# Can you control Edison Bulbs through dimmers?



## rosabelle334 (Feb 26, 2012)

Hey guys,

I'm Tech Directing Footloose this spring. I'm working on a light set-up that I think will work, but I want to get some input on it before I break anything.

So, for one scene, our director wants regular Edison bulbs hanging down on a bar downstage at different heights. Think something like Spring Awakening. I have 12 globe bulbs, 12 lamp sockets, 80 feet of lamp wire, 12 plugs, 2 power strips and a Edison-to-Twist converter.

My plan is to wire each so I have 12 separate strands,, plug them all in to the strips, attach the power strips to the bar, and then with the converter, plug the power strips into the system. 

Hopefully then they would dim and be controlled like other lights? I'm really not sure if this will actually work. Option 2 is to forget converting it to twist and run an extension cord off stage and either have a techie plug in and when we need them, or get a switch. The lights don't really need to dim, it's just that it would be easier if we could control them through a board. 

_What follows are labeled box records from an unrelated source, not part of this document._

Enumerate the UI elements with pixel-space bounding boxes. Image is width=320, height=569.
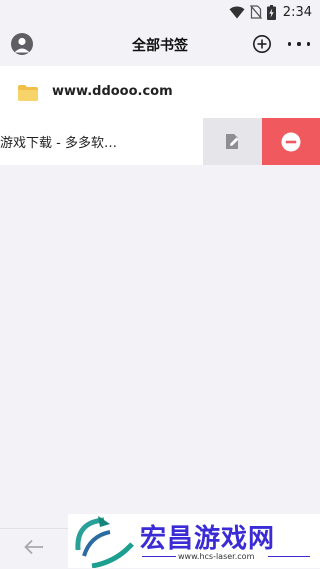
dragon-logo-icon [75,516,134,568]
watermark-title: 宏昌游戏网 [140,524,276,554]
battery-charging-icon [266,4,276,20]
watermark: 宏昌游戏网 www.hcs-laser.com [68,514,320,568]
remove-circle-icon [281,132,301,151]
status-bar: 2:34 [0,0,320,24]
page-title: 全部书签 [132,38,188,54]
status-icons: 2:34 [229,3,312,21]
more-dot [306,42,310,46]
edit-button[interactable] [203,118,262,165]
arrow-left-icon[interactable] [24,539,44,555]
more-dot [297,42,301,46]
watermark-url: www.hcs-laser.com [178,552,255,561]
watermark-rule-right [268,556,310,557]
wifi-icon [229,6,245,18]
more-horizontal-icon[interactable] [288,34,310,54]
watermark-rule-left [142,556,176,557]
header: 全部书签 [0,24,320,66]
folder-row[interactable]: www.ddooo.com [0,66,320,118]
bookmark-list: www.ddooo.com 游戏下载 - 多多软… [0,66,320,528]
add-circle-icon[interactable] [252,34,272,54]
edit-icon [225,134,239,149]
bookmark-label: 游戏下载 - 多多软… [0,136,117,151]
more-dot [288,42,292,46]
folder-label: www.ddooo.com [52,84,173,99]
folder-icon [18,85,38,101]
delete-button[interactable] [262,118,320,165]
bookmark-item-swiped[interactable]: 游戏下载 - 多多软… [0,118,320,165]
status-time: 2:34 [282,4,312,20]
no-sim-icon [249,5,262,19]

My biggest worry is that somehow the bulbs would explode because they're not made like theatre lamps or something. 

Any ideas?


----------



## JD (Feb 26, 2012)

rosabelle334 said:


> Hey guys,
> 
> I'm Tech Directing Footloose this spring. I'm working on a light set-up that I think will work, but I want to get some input on it before I break anything.
> 
> ...



No problem, will work fine. (Wiring code issues aside.) There is nothing really special about theater lamps other than the placement of the filament and color temperature. You did not spec the wattage of the lamps, but as long as the total load does not exceed the dimmer capacity, then you are good to go.


----------



## mstaylor (Feb 26, 2012)

Make sure you aren't overloading the power strips either. Simply add the wattage of the bulbs on the string, divide by your vottage, usually 110 to 115 and you will get your amps. Most power strips are 15 amps.


----------



## derekleffew (Feb 26, 2012)

rosabelle334 said:


> ... and a Edison-to-Twist converter. ...

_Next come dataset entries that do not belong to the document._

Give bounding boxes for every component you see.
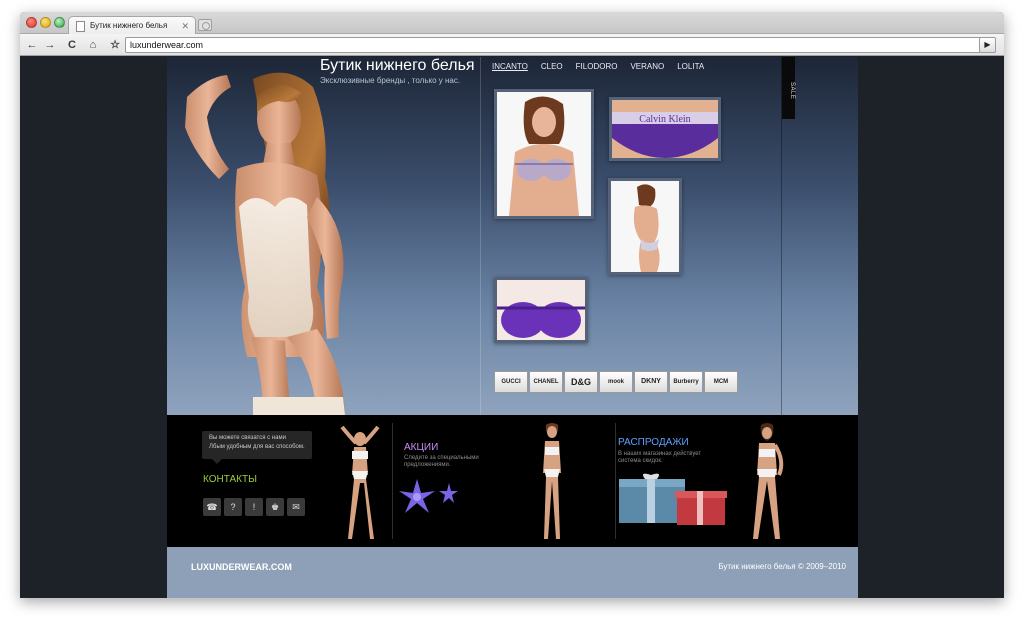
home-icon[interactable]: ⌂ bbox=[85, 37, 101, 53]
sale-tab[interactable]: SALE bbox=[782, 57, 795, 119]
hero-section: Бутик нижнего белья Эксклюзивные бренды … bbox=[167, 57, 858, 415]
product-photo bbox=[497, 92, 591, 216]
akcii-line: предложениями. bbox=[404, 462, 451, 468]
go-button[interactable]: ▶ bbox=[979, 37, 996, 53]
promo-divider bbox=[615, 423, 616, 539]
brand-logo-mcm[interactable]: MCM bbox=[704, 371, 738, 393]
sales-line: система скидок. bbox=[618, 458, 663, 464]
contacts-title[interactable]: КОНТАКТЫ bbox=[203, 474, 257, 485]
sales-line: В наших магазинах действует bbox=[618, 451, 702, 457]
back-arrow-icon[interactable]: ← bbox=[24, 37, 40, 53]
thumbnail-purple-bra[interactable] bbox=[494, 277, 588, 343]
brand-nav: INCANTO CLEO FILODORO VERANO LOLITA bbox=[492, 62, 704, 71]
url-text[interactable]: luxunderwear.com bbox=[130, 40, 203, 50]
product-photo bbox=[497, 280, 585, 340]
brand-logo-dkny[interactable]: DKNY bbox=[634, 371, 668, 393]
gift-boxes-image bbox=[619, 473, 727, 525]
tab-strip: Бутик нижнего белья ✕ bbox=[20, 12, 1004, 35]
site-container: Бутик нижнего белья Эксклюзивные бренды … bbox=[167, 57, 858, 598]
akcii-title[interactable]: АКЦИИ bbox=[404, 442, 438, 453]
nav-item-lolita[interactable]: LOLITA bbox=[677, 62, 704, 71]
brief-print-text: Calvin Klein bbox=[639, 114, 690, 125]
sales-title[interactable]: РАСПРОДАЖИ bbox=[618, 437, 689, 448]
phone-icon[interactable]: ☎ bbox=[203, 498, 221, 516]
footer-copyright: Бутик нижнего белья © 2009–2010 bbox=[718, 562, 846, 571]
footer-logo[interactable]: LUXUNDERWEAR.COM bbox=[191, 562, 292, 572]
brand-logo-strip: GUCCI CHANEL D&G mook DKNY Burberry MCM bbox=[494, 371, 738, 393]
promo-model-image bbox=[340, 425, 380, 539]
exclamation-icon[interactable]: ! bbox=[245, 498, 263, 516]
product-photo: Calvin Klein bbox=[612, 100, 718, 158]
new-tab-button[interactable] bbox=[198, 19, 212, 31]
brand-logo-mook[interactable]: mook bbox=[599, 371, 633, 393]
thumbnail-calvin-klein-brief[interactable]: Calvin Klein bbox=[609, 97, 721, 161]
akcii-description: Следите за специальными предложениями. bbox=[404, 455, 479, 469]
forward-arrow-icon[interactable]: → bbox=[42, 37, 58, 53]
promo-band: Вы можете связатся с нами Лбым удобным д… bbox=[167, 415, 858, 547]
site-title: Бутик нижнего белья bbox=[320, 57, 475, 74]
hero-model-image bbox=[185, 72, 345, 415]
address-bar[interactable]: luxunderwear.com bbox=[125, 37, 983, 53]
browser-tab[interactable]: Бутик нижнего белья ✕ bbox=[68, 16, 196, 35]
promo-divider bbox=[392, 423, 393, 539]
tooltip-line: Лбым удобным для вас способом. bbox=[209, 444, 305, 450]
product-photo bbox=[611, 181, 679, 272]
promo-model-image bbox=[753, 423, 784, 539]
footer: LUXUNDERWEAR.COM Бутик нижнего белья © 2… bbox=[167, 547, 858, 598]
site-subtitle: Эксклюзивные бренды , только у нас. bbox=[320, 76, 461, 85]
contact-tooltip: Вы можете связатся с нами Лбым удобным д… bbox=[202, 431, 312, 464]
zoom-window-button[interactable] bbox=[54, 17, 65, 28]
star-icon[interactable]: ☆ bbox=[107, 37, 123, 53]
brand-logo-dg[interactable]: D&G bbox=[564, 371, 598, 393]
thumbnail-bra-front[interactable] bbox=[494, 89, 594, 219]
brand-logo-burberry[interactable]: Burberry bbox=[669, 371, 703, 393]
document-icon bbox=[76, 21, 85, 32]
sales-description: В наших магазинах действует система скид… bbox=[618, 451, 701, 465]
sale-tab-label: SALE bbox=[789, 82, 795, 100]
tooltip-line: Вы можете связатся с нами bbox=[209, 435, 286, 441]
question-icon[interactable]: ? bbox=[224, 498, 242, 516]
column-divider bbox=[480, 57, 481, 415]
brand-logo-gucci[interactable]: GUCCI bbox=[494, 371, 528, 393]
page-viewport: Бутик нижнего белья Эксклюзивные бренды … bbox=[20, 57, 1004, 598]
thumbnail-model-back[interactable] bbox=[608, 178, 682, 275]
nav-item-filodoro[interactable]: FILODORO bbox=[576, 62, 618, 71]
gift-bow-image bbox=[399, 479, 458, 513]
browser-window: Бутик нижнего белья ✕ ← → C ⌂ ☆ luxunder… bbox=[20, 12, 1004, 598]
crown-icon[interactable]: ♚ bbox=[266, 498, 284, 516]
akcii-line: Следите за специальными bbox=[404, 455, 479, 461]
browser-toolbar: ← → C ⌂ ☆ luxunderwear.com ▶ bbox=[20, 34, 1004, 56]
close-window-button[interactable] bbox=[26, 17, 37, 28]
close-icon[interactable]: ✕ bbox=[181, 19, 189, 33]
promo-model-image bbox=[543, 423, 561, 539]
tab-title: Бутик нижнего белья bbox=[90, 21, 168, 30]
mail-icon[interactable]: ✉ bbox=[287, 498, 305, 516]
brand-logo-chanel[interactable]: CHANEL bbox=[529, 371, 563, 393]
nav-item-cleo[interactable]: CLEO bbox=[541, 62, 563, 71]
contact-icon-row: ☎ ? ! ♚ ✉ bbox=[203, 498, 305, 516]
nav-item-incanto[interactable]: INCANTO bbox=[492, 62, 528, 71]
minimize-window-button[interactable] bbox=[40, 17, 51, 28]
reload-icon[interactable]: C bbox=[64, 37, 80, 53]
nav-item-verano[interactable]: VERANO bbox=[630, 62, 664, 71]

What you want is a Twist-to-Edison adapter .


----------



## Les (Feb 26, 2012)

JD said:


> There is nothing really special about theater lamps other than the placement of the filament and color temperature.



This. 

The dimmer will only provide what the fixture on the other end requires. This is why you can plug a nightlight in to the same plug you use your vacuum cleaner with at home.

Oh, and most theatrical lighting in the US is 110-120v (household voltage).


----------